Alrededor del mediodía, en una calle del mercado de telas, un dibujante viejo al servicio de León VI, Probus, cuyos ojos empeoraban cada día a causa de sus cataratas y de haberse lavado la cara con agua turbia, decidió hacer un festín sobre su gran desdicha. Su cumpleaños se acercaba, de modo que una misteriosa alegría llenaba su interior.
Caminó por casi toda la ciudad de Constantinopla en busca de una fuente de plata dentro de la cual poner vino y dulces a su gusto en su celebración. Quería un buen vino de Atenas, pues muchos de los artesanos canteros oriundos de esas tierras se jactaban, al llegar a la corte, de que hacía sofista al que bebiera solamente unas cuantas gotas.
Entre las tiendas de artesanías y vestidos, encontró a un hombre que mordisqueaba un pan bastante duro. Sus dedos estaban deformes, cruzados y sujetos como por un hilo invisible. Miraba atento a un gato lampiño que restregaba su lengua contra un ratón entre sus patas, hasta que la presencia de una mujer cargada de telas púrpuras que buscaba descanso en ese rincón hizo desaparecer a los animales. Entonces el hombre se levantó y sacó de un cofre de cuero una pequeña fuente de bronce esculpida con detalles de flores corintias e incrustaciones de piedras resplandecientes, cuya elaboración, según el dibujante consideró, pertenecía a Tesalónica.

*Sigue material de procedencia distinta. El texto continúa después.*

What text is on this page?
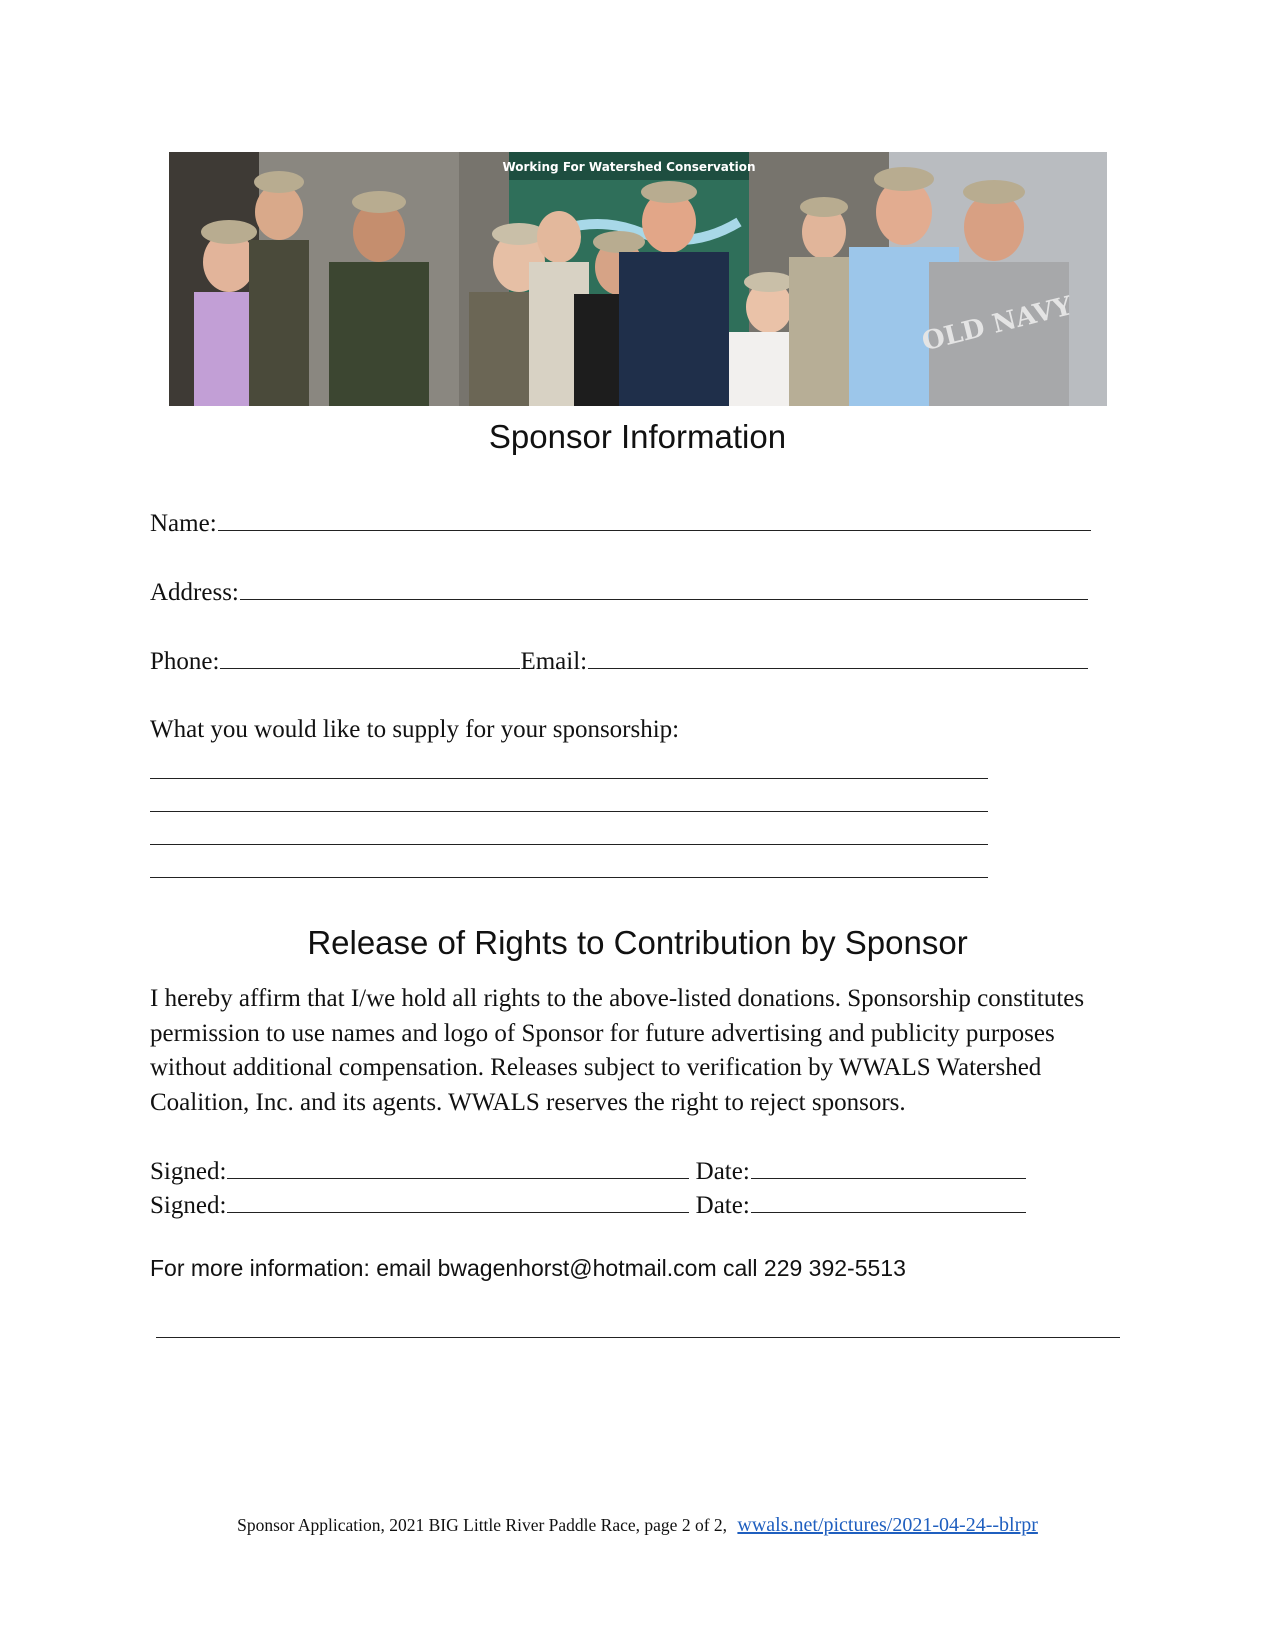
Working For Watershed Conservation
OLD NAVY
Sponsor Information
Name:
Address:
Phone:	Email:
What you would like to supply for your sponsorship:
Release of Rights to Contribution by Sponsor

I hereby affirm that I/we hold all rights to the above-listed donations. Sponsorship constitutes permission to use names and logo of Sponsor for future advertising and publicity purposes without additional compensation. Releases subject to verification by WWALS Watershed Coalition, Inc. and its agents. WWALS reserves the right to reject sponsors.

Signed:	Date:
Signed:	Date:
For more information: email bwagenhorst@hotmail.com call 229 392-5513
Sponsor Application, 2021 BIG Little River Paddle Race, page 2 of 2, wwals.net/pictures/2021-04-24--blrpr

Éste pidió al hombre del pan la venta de la pieza. Le ofreció el pago en denarios, aunque el otro se negó porque quería dírhams. Sin más, el artista fue al palacio de Blachernas para pedir a uno de sus antiguos compañeros de scriptorium, Vesto, un intercambio de monedas, ya que éste viajaba constantemente a Medina por pigmentos.
Al final de la jornada retornó a su casa y vertió en la fuente las golosinas, aún sin el vino. En su lugar sirvió leche de almendras. Estaba a punto de dormir cuando la llegada brutal de un grupo de soldados regios rompió su puerta. Abrazó su fuente hasta ser llevado a la fuerza a Roma.